Ketamine is an N-methyl-D-aspartate–receptor antagonist that, at subanesthetic doses, has been shown to mitigate or prevent spinal facilitation of pain (ie, the wind-up effect). Although the drug is administered during anesthesia, the greatest benefit is thought to occur postoperatively.¹⁸ However, even at low doses (eg, 10-20 µg/kg/min IV after a loading dose of 0.5 mg/kg IV), ketamine can reduce anesthetic requirements up to 25%.¹⁹ Higher doses in dogs and cats have been reported to further reduce inhaled anesthesia requirements but exhibit a ceiling effect.²⁰ Although reports of benefits are largely anecdotal, ketamine infusions may be continued into the postoperative period in conscious animals. Doses of 1-3 µg/kg/min IV have been suggested to minimize behavior changes.¹⁸ In patients for which preventing or reducing spinal facilitation is desirable but for which oral administration is preferred, amantadine (3 mg/kg PO q24h) may be considered.²¹

Intravenous lidocaine (2%) may be a cost-effective source of background analgesia and inhaled anesthetic dose reduction.²² Side effects include seizures but are rare if clinically appropriate doses are used. Nausea may also be noticed at high doses in conscious patients. Anesthetic dose reduction with 50 µg/kg/min CRI IV (low end of the antiarrhythmic dose range) has been reported in dogs¹⁹; however, the authors’ experience suggests that doses as low as 20-30 µg/kg/min IV are beneficial in clinical patients. Lidocaine is not routinely recommended for use in cats, as, despite a reduction in isoflurane dose, cardiovascular depression is greater with a combination of lidocaine and isoflurane than with an equivalent dose of isoflurane alone.²³ 

Combinations of an opioid, lidocaine, and ketamine (opioid and ketamine for cats) may be used for their anesthesia-sparing effects to provide analgesia and reduce spinal facilitation of pain in dogs. When morphine, lidocaine, and ketamine are combined in dogs, the isoflurane dose is reduced by approximately 45%.¹⁹ Respiratory depression is generally less than with high doses of opioids alone.
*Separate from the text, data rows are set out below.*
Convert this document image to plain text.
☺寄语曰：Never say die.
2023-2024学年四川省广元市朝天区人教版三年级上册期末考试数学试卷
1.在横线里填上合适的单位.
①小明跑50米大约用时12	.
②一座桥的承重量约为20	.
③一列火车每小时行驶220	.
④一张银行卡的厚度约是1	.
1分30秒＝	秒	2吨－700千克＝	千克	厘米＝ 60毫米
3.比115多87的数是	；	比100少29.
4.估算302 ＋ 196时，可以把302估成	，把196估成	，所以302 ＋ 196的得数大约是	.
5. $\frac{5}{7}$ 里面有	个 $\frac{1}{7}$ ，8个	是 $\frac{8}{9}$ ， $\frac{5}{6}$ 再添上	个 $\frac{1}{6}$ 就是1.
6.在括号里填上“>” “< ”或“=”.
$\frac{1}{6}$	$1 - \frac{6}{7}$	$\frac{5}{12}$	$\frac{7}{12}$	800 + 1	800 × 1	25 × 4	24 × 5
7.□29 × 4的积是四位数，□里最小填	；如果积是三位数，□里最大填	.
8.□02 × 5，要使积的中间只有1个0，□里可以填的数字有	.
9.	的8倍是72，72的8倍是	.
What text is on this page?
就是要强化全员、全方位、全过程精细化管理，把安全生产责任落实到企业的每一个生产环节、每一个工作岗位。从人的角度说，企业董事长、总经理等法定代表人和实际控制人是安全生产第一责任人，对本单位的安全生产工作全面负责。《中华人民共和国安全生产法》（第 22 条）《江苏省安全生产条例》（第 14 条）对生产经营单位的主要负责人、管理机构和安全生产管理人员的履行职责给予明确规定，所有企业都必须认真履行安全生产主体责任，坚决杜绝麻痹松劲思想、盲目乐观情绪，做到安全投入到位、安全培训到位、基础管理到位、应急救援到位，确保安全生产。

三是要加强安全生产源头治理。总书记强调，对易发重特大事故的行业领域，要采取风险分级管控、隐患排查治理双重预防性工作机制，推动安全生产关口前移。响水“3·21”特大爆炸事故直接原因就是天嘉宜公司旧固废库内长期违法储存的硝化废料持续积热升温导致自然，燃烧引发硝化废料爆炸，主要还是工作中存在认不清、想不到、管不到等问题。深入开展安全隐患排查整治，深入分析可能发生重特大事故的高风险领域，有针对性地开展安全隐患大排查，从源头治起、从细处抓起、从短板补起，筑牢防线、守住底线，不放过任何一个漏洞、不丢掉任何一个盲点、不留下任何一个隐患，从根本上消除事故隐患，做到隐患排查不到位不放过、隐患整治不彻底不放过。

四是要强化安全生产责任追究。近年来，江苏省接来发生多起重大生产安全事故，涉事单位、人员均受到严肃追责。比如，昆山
Because of the shortage of drugs available for systemic administration, use of regional techniques (eg, injecting lidocaine [2%; up to 2 mg/kg] into the testicle prior to castration, providing a line block to the abdominal wall during an ovariectomy/ovariohysterectomy) when possible can be of significant benefit. Targeted nerve blocks and intra-articular or epidural administration provide other options for localized pain relief. Longer-acting local anesthetics (eg, ropivacaine, bupivacaine) may be used as warranted by the procedure and with consideration to duration of motor effects and toxicity. 

Liposomal bupivacaine recently became available as another alternative for long-acting pain relief following surgery when injected into tissues at the surgical site.²⁴ Label directions should be followed if this drug is being used with other regionally or systemically administered local anesthetics.